You may not realize it but water can actually cause a stain on your carpet. This is called water spotting and it happens because there are minerals in the water as well as soil in the carpet and upholstery. The left over result is a water stain or water spotting. It can seem odd or even crazy to think that water which is the main component to cleaning can actually cause a stain. The stain can be hard to treat so knowing what is happening is a great start. American Hometown Services outlines what water spotting is, how it happens and how to clean it from carpets.
Spilled Water on Carpet?
Water seems to be one item that just should not stain but the outcome of dried water can leave a spot. Water is a substance that can stain and that is due to what the water also has in it. Water is full of sediment and minerals that after the water actually dries those are left behind. The sediment and minerals are on the carpet or upholstery and that can leave a spot that is unsightly. This is how you end up with water spots.
Why Does Water Stain Carpet?
Water makes up the majority of the earth’s surface and is necessary to sustain life. Water is made up of hydrogen and oxygen elements but the path that it takes to your home means it collects more along the way. The water runs through the earth such as rocks, dirt and other environments and that means it is introduced into the water. Now the main components are only part of the water you are now using to clean with. Some cities and counties also will add more to the water such as fluoride which is just another item on the list. The water can have different levels of sediment and minerals and that can lead to different types of spots.

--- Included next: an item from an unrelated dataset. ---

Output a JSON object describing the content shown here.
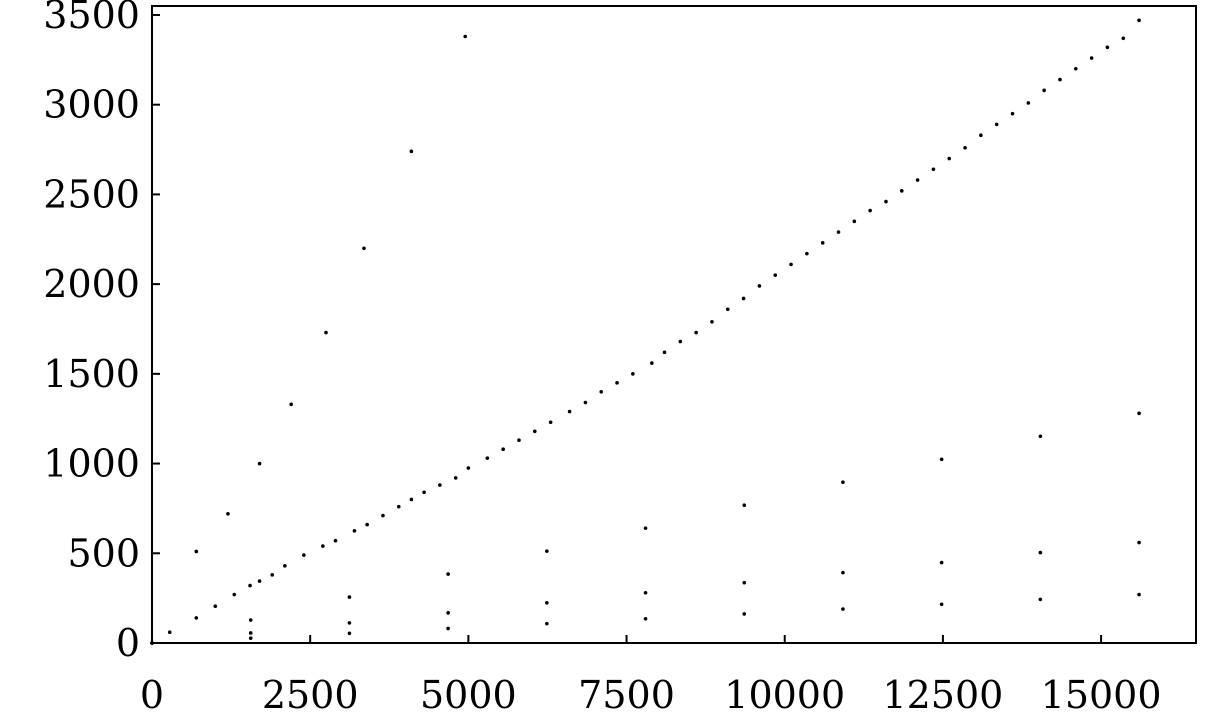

How to Remove Water Spots from Carpet
Water spots are not a good look and you need to have a plan to treat them and remove them. One of the things that is left after the water dries are minerals. The minerals can be broken down by vinegar which is mild enough but can still end up causing damage. The interesting part about water spots is that the water once it has dried is not the issue but the left over sediment. The sediment is not something that soaks into the fibers but is usually on the surface. That means that some warm water is the best start. You can use warm water in a bottle to spritz over the area that you want to treat. Once it has been sprayed you can agitate the area with a brush or your hand. This will pull the sediment away from the fibers. You can then use a wet dry vacuum on the area. The vacuum will pull up the rest of the spot.